On Tuesday Lt. Gov. Dan Patrick unveiled the Senate’s proposed state budget.   It called for cutting taxes by $4 billion dollars over the next two years. That’s something Patrick and a lot of Republicans told voters they’d do.

“The people want us to pass a conservative budget that includes significant funding for property tax and business tax cuts, and we will accomplish that,” Patrick said shortly after being sworn in last month.

But on the other side of the State Capitol, in the Texas House,  Rep. Lyle Larson of San Antonio has run the numbers, and he doesn’t like the way they’re adding up.

“I would like to deal with the debt that we have, first of all,” said Larson in an interview with Texas Public Radio just before the legislative session began.

“Over the past 10 years we’ve seen our debt grow by about 60 percent, from 2003 through 2014.  So we’re deferring addressing a lot of issues if we go out and start doing sales tax rebates or whatever mechanism we want to give tax relief,” he said.

State of Texas Debt Tops $44 Billion

The agency which tracks state debt- the Texas Bond Review Board- says it’s true: per-capita state debt grew about 60 percent over the past decade. As of last August, state debt topped $44 billion dollars. 

Just as individuals pay interest on credit card purchases, Texas taxpayers also pay interest on money the state borrows for road construction, water infrastructure, university building projects, and so on.  The interest payment on state debt in 2014 was more than $3.4 billion.  It’s scheduled to increase another $400 million in 2015.

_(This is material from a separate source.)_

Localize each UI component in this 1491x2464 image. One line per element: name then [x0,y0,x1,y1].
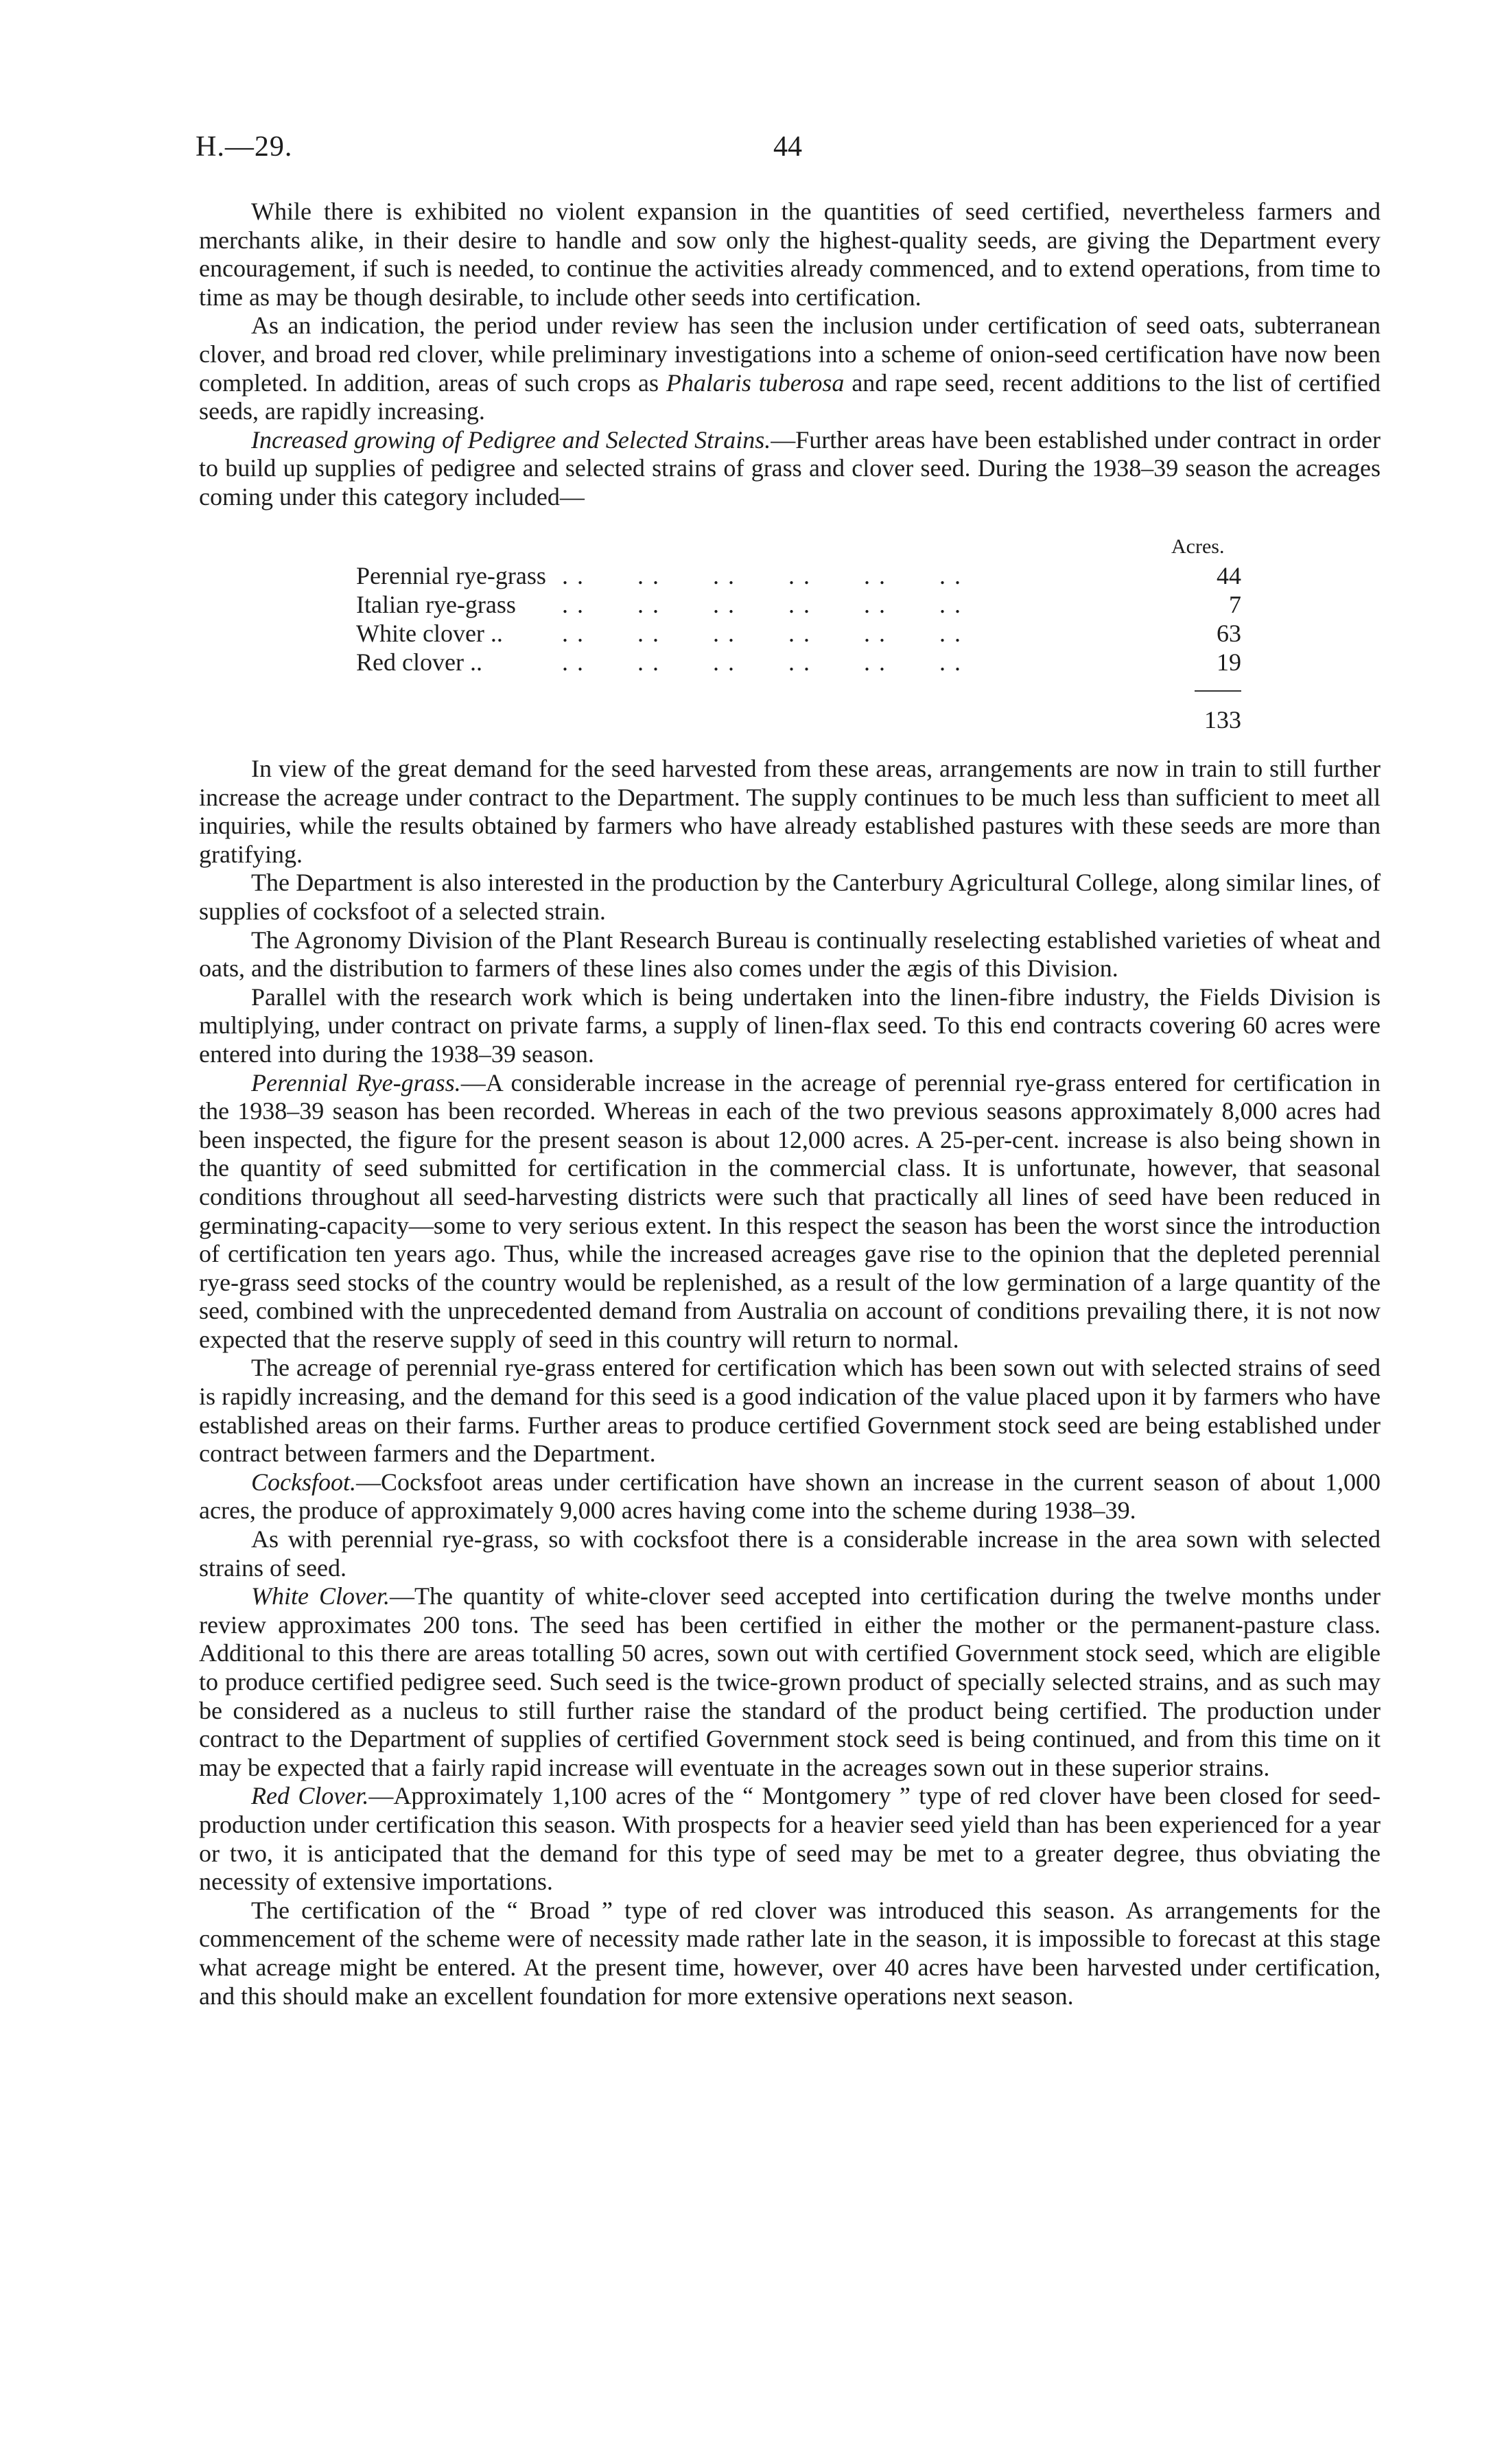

Larson believes that’s the result of irresponsible governance.

“We get nothing out of that. We’re just paying interest of $3.4 billion.   Imagine how many roads we can build with $3.4 billion instead of paying the bond houses in New York for loaning that money to us.”

Rating Agencies Indicate Strong Financial Picture 

Having debt doesn’t necessarily mean there’s a financial crisis.  The three major credit agencies have rated Texas debt AAA, indicating the state’s financial situation is strong.  Bond experts say it’s also important to note that state tax dollars won’t be needed to pay off most of the debt.  The majority will be retired through toll road collections, student tuition, home loan repayments and other revenues.

Still, Larson believes the legislature should pay its bills before it cuts taxes.

“The political gimmickry you’re gonna hear is, ‘let me give it back.’ I think more importantly we should pay our debts off.”

“It’s not flashy.  It’s not something you can get out on the campaign trail and talk about.  It’s the most responsible government you can have as a Texas legislator,” Larson insisted.

So, what if a bill reducing property taxes or the business margins tax came to the floor for a vote?  Would Rep. Lyle Larson, a Republican, vote against it?

“No,” he said during the interview.  “I would amend the bill though.  We’ll do that (cut taxes) contingent on us reducing the debt for the State of Texas.”   

Legislation Requiring Debt Reduction

Another Republican state representative, John Otto from Dayton, has introduced legislation that would require the debt be reduced with oil and gas tax money, if the amount collected exceeds the maximum that can be held in the state’s Rainy Day Fund, which is like a savings account.  Right now those extra dollars go back into the general fund where they’re spent.

Larson’s office says he’s also working on a debt reduction bill.

He believes conservatives who rail against federal debt approved in Washington should be just as concerned about state debt blessed in Austin.